# Hello from Hamburg



## edafe96 (Feb 15, 2007)

Hello I´m Tino from Hamburg.

I´m a composer for TV and commercials, I play guitar and work mainly with Logic.

Beeing in the business for 15 years now, I want to get deeper in the secrets of writing for orchestra - and I´m very happy that I found this forum!

I just put my first tunes under "Member´s Composition Review", so if you want to have a look... I could surely use some tips on them.

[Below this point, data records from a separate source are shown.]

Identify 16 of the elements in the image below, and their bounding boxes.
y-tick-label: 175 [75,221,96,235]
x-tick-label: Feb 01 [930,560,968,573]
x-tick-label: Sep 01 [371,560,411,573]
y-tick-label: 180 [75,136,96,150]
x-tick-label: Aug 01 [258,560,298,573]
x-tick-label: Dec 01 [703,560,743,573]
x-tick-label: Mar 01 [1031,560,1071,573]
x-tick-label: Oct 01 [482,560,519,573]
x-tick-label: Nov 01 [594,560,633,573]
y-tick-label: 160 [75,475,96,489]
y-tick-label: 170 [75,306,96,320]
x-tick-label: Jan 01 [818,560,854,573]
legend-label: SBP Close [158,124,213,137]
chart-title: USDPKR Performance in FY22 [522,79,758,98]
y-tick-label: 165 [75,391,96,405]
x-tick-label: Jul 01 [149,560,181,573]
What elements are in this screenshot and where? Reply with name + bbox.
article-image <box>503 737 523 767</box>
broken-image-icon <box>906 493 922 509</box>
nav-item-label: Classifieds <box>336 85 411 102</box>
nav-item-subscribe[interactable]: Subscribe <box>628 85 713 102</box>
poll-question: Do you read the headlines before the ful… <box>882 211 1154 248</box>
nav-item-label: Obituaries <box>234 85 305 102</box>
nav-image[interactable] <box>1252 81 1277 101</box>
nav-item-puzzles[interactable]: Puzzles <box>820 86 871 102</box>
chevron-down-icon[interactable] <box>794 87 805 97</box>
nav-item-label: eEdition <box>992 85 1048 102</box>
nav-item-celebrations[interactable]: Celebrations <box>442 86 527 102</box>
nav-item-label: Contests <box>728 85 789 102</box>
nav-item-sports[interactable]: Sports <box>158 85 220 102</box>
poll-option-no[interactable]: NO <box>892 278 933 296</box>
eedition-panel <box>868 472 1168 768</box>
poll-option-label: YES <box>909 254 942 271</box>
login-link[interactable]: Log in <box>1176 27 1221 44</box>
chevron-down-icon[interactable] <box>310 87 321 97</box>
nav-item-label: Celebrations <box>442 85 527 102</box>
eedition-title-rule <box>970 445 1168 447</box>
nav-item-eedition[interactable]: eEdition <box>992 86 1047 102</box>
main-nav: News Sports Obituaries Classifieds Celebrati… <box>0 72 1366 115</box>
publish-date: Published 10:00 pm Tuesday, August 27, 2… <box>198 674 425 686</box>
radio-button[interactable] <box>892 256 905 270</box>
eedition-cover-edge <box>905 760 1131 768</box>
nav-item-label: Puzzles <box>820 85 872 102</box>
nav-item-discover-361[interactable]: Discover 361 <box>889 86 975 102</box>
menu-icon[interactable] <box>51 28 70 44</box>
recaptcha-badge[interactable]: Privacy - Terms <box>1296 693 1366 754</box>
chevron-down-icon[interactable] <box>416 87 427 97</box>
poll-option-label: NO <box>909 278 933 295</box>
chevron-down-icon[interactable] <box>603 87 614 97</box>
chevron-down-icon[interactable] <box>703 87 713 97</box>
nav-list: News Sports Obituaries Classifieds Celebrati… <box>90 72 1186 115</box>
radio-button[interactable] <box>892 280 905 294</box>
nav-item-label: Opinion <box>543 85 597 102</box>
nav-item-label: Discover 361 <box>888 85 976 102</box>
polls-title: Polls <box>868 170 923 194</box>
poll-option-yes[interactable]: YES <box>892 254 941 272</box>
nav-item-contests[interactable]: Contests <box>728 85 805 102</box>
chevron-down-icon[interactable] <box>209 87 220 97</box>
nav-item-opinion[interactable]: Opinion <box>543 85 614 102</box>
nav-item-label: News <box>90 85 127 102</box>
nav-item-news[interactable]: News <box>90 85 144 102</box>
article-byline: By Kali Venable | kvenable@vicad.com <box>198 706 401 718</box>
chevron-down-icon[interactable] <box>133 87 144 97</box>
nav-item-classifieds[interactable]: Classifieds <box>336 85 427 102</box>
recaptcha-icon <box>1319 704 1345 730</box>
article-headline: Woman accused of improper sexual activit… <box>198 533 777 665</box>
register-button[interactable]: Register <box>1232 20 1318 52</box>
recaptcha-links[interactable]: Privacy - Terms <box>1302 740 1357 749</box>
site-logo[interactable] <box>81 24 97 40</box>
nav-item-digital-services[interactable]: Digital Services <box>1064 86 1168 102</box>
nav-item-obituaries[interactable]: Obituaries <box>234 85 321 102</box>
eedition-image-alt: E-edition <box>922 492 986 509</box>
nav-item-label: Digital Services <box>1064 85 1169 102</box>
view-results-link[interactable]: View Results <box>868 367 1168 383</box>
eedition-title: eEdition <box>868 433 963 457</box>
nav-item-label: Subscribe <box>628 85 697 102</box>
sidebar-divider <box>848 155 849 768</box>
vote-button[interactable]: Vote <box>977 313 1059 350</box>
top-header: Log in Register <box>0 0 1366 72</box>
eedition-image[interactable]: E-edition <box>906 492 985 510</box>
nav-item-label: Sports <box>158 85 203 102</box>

best greetings from Hamburg

Tino

... and please don´t care about my poor english


----------



## Frederick Russ (Feb 15, 2007)

Welcome to VI, Tino! Glad you found us. Enjoy the forum!


----------



## Chrislight (Feb 15, 2007)

Tino - We are happy you found us too! Hope you learn lots and have fun on the forum. :D


----------



## Hannes_F (Feb 15, 2007)

Hi Tino,

welcome to this great place!


Hannes


----------



## spoon (Feb 23, 2007)

Servus Tino, oder besser Moin,

lass es dir gut gehen hier


----------



## Waywyn (Feb 24, 2007)

edafe96 @ Thu Feb 15 said:


> Hello I´m Tino from Hamburg.
> 
> I´m a composer for TV and commercials, I play guitar and work mainly with Logic.
> 
> ...




Hey Tino,

welcome to VI and almost good to see someone living in the same city


----------



## edafe96 (Feb 24, 2007)

Hello all and thanks for the warm welcome - I really appreciate that!

I´m on this board for a week now and even within this short time I got so much input, it is incredible. Some of you even took the time to listen to my tracks and gave me very valuable feedback which helped me a lot - I reworked my track and put it under "Members Composition": http://www.vi-control.net/forum/viewtopic.php?t=6039
Any comments are welcome, thanks for taking time!


"Servus + Moin" to my german colleagues! 

For those who live in or near Hamburg:

We have a nice AUDIOSTAMMTISCH here, if you are interested, please send me a PM, I will put you on my mailing list.

Prost, cheers and all the best

Tino


----------